Solitary retreats – all alone with nowhere to go, doing nothing with nobody. It’s simple in concept and simple in execution. Hire a place, go there, don’t invite anyone else, and stay there for a predetermined length of time. 

I’ve recently come back from a solitary retreat and here’s how I spent my time.

I Did A Lot Of

In addition to basic human functions, I cycled through the holy trinity of solitary retreat activities.

Meditation

In my day to day existence I meditate once or perhaps twice a day. On solitary it’s much more and typically longer. The trick is not to become too tight about it and turn it into an Olympic sport. Meditate lots but stay loose and connected. 

Reflecting

When I’m not meditating, then I’m sat in a chair with my feet up thinking about things. It’s astonishing what rotates around the mind, and it becomes quickly apparent what is bothering me in the non-retreat existence. Sometimes the thoughts change and are flexible and sometimes the thoughts are stuck. The former is pleasant and the latter is really good information. If thoughts won’t go, then I’ve found it’s good to write them out. There is something about externalising that robs even the most potent obsession of its power. I always bring a pad and paper along – there are always thoughts and I always write them out.

Napping

When I’m not meditating or reflecting, then I’m napping. I’m an enthusiastic napper, and given the opportunity, I’ll go to bed for a little sleep. The first thing I do when going on solitary is grab a pillow and get under the covers – no matter what time of day it is. I’m always happiest having a snooze.

I Did A Little Bit Of

A little variety is probably a good thing, but I find it best to limit these activities in favour of the much more important tasks of meditating, reflecting and napping. 

Reading 

I restrict reading to books about meditation or similar, and perhaps some poems.

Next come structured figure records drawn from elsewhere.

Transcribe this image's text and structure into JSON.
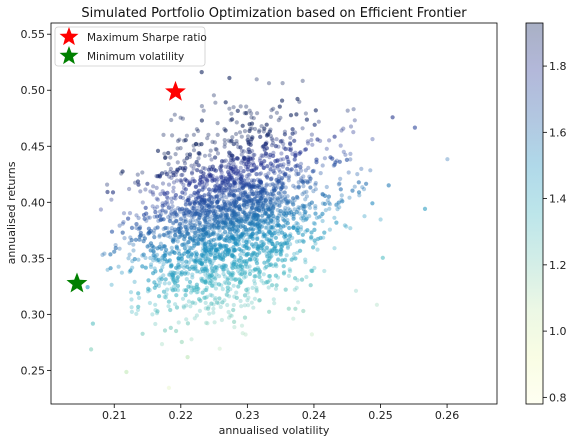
{
  "chart_data": {
    "type": "scatter",
    "title": "Simulated Portfolio Optimization based on Efficient Frontier",
    "xlabel": "annualised volatility",
    "ylabel": "annualised returns",
    "xlim": [
      0.2005,
      0.2675
    ],
    "ylim": [
      0.22,
      0.56
    ],
    "x_ticks": [
      "0.21",
      "0.22",
      "0.23",
      "0.24",
      "0.25",
      "0.26"
    ],
    "y_ticks": [
      "0.25",
      "0.30",
      "0.35",
      "0.40",
      "0.45",
      "0.50",
      "0.55"
    ],
    "colorbar": {
      "colormap": "YlGnBu",
      "range": [
        0.78,
        1.93
      ],
      "ticks": [
        "0.8",
        "1.0",
        "1.2",
        "1.4",
        "1.6",
        "1.8"
      ]
    },
    "cloud": {
      "description_center_x": 0.227,
      "description_center_y": 0.385,
      "approx_points": 10000
    },
    "highlights": [
      {
        "name": "Maximum Sharpe ratio",
        "x": 0.2192,
        "y": 0.4985,
        "color": "#ff0000",
        "marker": "star"
      },
      {
        "name": "Minimum volatility",
        "x": 0.2044,
        "y": 0.3275,
        "color": "#008000",
        "marker": "star"
      }
    ],
    "legend_position": "top-left",
    "grid": false
  }
}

Short poetry of an uplifting variety is best. Avoid Dante’s Inferno.

Exercise 

Occasionally I get out of my chair and go for a wander. Then I find a rock to sit on and do some more reflecting. 

Eating

Eating is surprisingly optional. Fasting is a popular retreat activity, but it’s not for me – I’m not into retreat orientated starvation. I tend to go the other way. I overcook and overeat. So it’s yes to eating, but not too much. It’s not an all you can eat buffet.

I Tried To Do None Of

I really try not to do these things – but I’m not perfect and I cheated on some.

Checking My Phone 

Kangaroos
Group of kangaroos on solitary

I’m pretty good at not checking my phone. It’s largely in airline mode, though I used it occasionally when I texted my wife to remind her I was still alive (and I was missing her). And there were some really cute kangaroos that I snapped and share with her.

Paid Work

I never check work emails or do anything connected with exchanging labour for money. Time on solitary is precious and work will suck it all up. I like my job – but it’s a voracious demon. I keep it locked in a box on solitary.

Novels

I love novels, but really really try not to read them on solitary – or write them. I failed. I couldn’t help outlining a sequence of novels I have in mind. I told myself it was reflective writing, but that was a lie. I was writing a novel. No-one is perfect, I guess.

Talking to humans

Nobody was there to talk to anyway, so this is an easy one. Where I go is set up for that express purpose – solitude. There are boundary flags to ward people off, and any food that I need is dropped off by one of the flags. Last year, I did a solitary that was at the bottom of someone’s (large) garden but we managed to ignore each other. If people know you are in silence, they tend to respect that.

And if I started talking to myself? Then I’d know the solitary had gone on too long and it was time to bring it to a close and rejoin the world. That hasn’t happened – yet.